This book has a glorious cover that is well-matched to the contents. Julia Baird – historian, journalist, TV presenter – blends personal experience, scientific research, philosophy and theology to outline her argument that instead of asking how we stay happy we should ask “how do we survive, stay alive or even bloom when the world goes dark, when we are, for instance, overwhelmed by illness or heartbreak, loss or pain?”.
Beginning with a discussion of literal phosphoresence – light released by natural substances or organisms – Baird uses this phenomenon as “the perfect metaphor for flashes of life in the middle of the dark, or joy in difficult times”.
She wrote this book during and after her own period of intense darkness, dealing with illness where recovery was far from certain and she felt like “a woman submerged, under the sea …. alive, but suspended … alone, but not afraid”.

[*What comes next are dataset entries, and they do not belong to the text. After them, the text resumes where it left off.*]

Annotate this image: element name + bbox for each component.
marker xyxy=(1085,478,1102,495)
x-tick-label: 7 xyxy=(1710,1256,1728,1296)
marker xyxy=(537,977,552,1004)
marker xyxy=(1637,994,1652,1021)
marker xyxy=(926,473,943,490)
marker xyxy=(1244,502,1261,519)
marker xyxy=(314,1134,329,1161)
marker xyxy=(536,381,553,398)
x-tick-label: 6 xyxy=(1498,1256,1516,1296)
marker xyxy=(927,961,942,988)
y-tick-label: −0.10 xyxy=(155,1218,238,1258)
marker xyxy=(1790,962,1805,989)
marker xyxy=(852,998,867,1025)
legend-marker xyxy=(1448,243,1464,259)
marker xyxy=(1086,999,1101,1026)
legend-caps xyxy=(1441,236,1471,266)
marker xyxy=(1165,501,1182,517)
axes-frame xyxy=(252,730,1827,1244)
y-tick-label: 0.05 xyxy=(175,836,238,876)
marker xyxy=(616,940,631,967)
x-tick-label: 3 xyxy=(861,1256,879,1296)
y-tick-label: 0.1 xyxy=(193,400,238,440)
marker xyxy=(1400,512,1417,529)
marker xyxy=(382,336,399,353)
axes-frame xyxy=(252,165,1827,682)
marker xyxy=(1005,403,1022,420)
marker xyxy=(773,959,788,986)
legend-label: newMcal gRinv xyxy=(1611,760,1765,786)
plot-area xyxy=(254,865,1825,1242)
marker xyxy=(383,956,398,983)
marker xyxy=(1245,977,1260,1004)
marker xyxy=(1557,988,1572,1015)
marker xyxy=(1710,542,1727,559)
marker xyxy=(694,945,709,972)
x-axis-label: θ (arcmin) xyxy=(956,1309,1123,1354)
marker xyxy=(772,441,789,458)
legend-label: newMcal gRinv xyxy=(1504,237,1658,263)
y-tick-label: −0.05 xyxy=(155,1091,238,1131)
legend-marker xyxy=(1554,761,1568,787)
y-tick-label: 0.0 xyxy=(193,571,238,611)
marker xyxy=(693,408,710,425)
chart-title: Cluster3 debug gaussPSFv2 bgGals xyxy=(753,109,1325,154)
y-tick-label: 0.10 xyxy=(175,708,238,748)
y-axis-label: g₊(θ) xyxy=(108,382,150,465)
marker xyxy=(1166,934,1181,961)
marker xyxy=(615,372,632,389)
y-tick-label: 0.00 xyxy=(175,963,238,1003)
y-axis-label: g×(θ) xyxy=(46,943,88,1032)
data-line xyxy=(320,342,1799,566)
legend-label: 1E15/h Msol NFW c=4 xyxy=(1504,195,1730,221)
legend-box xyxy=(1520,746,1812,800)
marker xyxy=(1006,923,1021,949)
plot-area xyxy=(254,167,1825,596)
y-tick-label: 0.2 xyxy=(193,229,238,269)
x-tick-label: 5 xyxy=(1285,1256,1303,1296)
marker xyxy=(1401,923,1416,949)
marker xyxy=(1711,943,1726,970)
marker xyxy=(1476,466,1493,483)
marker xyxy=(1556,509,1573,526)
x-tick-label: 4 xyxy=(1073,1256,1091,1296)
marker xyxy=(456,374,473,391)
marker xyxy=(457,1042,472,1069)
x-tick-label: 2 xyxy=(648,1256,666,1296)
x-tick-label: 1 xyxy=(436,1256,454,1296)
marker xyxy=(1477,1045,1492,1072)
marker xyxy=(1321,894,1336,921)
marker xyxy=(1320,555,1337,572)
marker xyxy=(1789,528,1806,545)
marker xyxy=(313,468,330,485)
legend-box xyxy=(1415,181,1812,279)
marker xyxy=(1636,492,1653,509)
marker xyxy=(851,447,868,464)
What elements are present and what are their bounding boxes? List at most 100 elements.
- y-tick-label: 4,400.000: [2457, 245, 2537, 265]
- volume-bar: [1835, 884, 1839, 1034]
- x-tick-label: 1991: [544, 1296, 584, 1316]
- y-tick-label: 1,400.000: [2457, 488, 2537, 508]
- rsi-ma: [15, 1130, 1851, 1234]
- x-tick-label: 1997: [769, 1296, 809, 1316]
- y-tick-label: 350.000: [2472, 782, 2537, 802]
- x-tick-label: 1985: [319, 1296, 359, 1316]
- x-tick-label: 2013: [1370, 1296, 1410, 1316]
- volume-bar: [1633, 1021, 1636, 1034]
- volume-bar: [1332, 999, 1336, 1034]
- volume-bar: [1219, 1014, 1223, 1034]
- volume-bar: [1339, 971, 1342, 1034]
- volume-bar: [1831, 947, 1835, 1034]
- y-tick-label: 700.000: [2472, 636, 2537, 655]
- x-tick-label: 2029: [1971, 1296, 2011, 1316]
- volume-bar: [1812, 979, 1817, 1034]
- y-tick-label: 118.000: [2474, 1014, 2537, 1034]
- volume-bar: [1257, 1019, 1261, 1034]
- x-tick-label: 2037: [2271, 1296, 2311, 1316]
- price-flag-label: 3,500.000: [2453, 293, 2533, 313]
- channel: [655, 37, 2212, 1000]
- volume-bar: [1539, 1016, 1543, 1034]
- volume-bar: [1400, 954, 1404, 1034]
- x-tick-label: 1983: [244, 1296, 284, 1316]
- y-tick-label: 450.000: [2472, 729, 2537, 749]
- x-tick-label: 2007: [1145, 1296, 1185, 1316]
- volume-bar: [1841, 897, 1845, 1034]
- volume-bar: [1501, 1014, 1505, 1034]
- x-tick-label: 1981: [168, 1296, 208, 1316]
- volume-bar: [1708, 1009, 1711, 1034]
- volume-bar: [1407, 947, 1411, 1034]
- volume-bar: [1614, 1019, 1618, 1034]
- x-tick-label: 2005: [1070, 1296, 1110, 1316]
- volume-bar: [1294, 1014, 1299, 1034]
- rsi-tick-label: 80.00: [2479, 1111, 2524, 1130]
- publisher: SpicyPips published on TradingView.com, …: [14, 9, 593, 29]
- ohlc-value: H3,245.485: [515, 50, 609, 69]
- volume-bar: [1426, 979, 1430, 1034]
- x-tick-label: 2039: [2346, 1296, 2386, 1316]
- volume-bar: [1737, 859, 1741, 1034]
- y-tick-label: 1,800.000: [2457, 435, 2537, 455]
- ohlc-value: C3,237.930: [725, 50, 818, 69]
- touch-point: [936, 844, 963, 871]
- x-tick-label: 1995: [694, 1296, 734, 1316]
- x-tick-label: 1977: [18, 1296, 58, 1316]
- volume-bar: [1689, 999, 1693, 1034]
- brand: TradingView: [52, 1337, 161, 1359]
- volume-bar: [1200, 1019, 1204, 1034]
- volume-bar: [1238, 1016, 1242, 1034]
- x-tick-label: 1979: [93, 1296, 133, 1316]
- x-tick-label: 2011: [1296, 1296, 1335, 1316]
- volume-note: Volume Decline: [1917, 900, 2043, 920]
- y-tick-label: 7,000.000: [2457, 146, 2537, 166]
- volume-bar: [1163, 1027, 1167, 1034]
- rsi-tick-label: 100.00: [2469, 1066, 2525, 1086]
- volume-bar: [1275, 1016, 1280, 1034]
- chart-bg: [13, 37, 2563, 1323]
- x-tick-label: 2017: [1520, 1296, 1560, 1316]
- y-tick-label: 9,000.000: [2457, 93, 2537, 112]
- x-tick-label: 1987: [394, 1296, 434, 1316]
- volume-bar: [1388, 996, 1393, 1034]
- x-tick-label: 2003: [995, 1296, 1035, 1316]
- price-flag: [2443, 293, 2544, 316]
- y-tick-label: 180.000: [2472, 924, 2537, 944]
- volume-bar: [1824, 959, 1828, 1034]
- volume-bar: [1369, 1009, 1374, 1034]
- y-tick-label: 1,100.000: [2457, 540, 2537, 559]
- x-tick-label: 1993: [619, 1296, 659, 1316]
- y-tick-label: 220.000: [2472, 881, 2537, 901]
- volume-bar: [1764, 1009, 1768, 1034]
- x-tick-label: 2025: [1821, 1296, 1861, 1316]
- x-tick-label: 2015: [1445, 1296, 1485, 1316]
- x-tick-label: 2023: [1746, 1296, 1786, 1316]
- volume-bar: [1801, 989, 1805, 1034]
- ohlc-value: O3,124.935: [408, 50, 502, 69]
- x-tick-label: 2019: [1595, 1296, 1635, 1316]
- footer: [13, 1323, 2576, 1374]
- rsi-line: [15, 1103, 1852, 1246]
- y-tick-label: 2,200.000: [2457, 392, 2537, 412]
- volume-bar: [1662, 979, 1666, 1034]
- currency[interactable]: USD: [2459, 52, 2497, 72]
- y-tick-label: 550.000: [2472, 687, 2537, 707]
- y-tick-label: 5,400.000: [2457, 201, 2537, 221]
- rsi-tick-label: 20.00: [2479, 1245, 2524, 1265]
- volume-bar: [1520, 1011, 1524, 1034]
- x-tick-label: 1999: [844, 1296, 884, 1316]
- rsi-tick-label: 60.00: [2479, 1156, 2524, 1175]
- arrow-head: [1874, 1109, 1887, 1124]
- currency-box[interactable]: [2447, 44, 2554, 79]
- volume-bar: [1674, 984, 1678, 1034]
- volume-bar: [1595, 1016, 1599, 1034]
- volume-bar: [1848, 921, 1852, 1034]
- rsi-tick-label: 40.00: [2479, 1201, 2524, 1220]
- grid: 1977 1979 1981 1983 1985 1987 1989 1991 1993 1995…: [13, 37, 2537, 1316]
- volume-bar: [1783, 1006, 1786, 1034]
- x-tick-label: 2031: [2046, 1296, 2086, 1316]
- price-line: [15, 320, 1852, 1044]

Some of her stops on her pathway to find the light within were not for me, but I found plenty of fuel for my own phosphoresence, to sustain me in my own dark times.
The value of seeking awe, wonder and silence in nature particularly through “inner, deep listening and quiet, still awareness”.
The Overview Effect – the psychological impact of seeing the Earth from orbit, a borderless whole, suspended in space.
Accepting impermanence, relishing the transient beauty of flowering, and savouring the possibilities in every moment.
The importance of supporting and sustaining one another, taking delight in the good fortunes of others, and walking each other home.
And the luminous beauty of that glorious cover.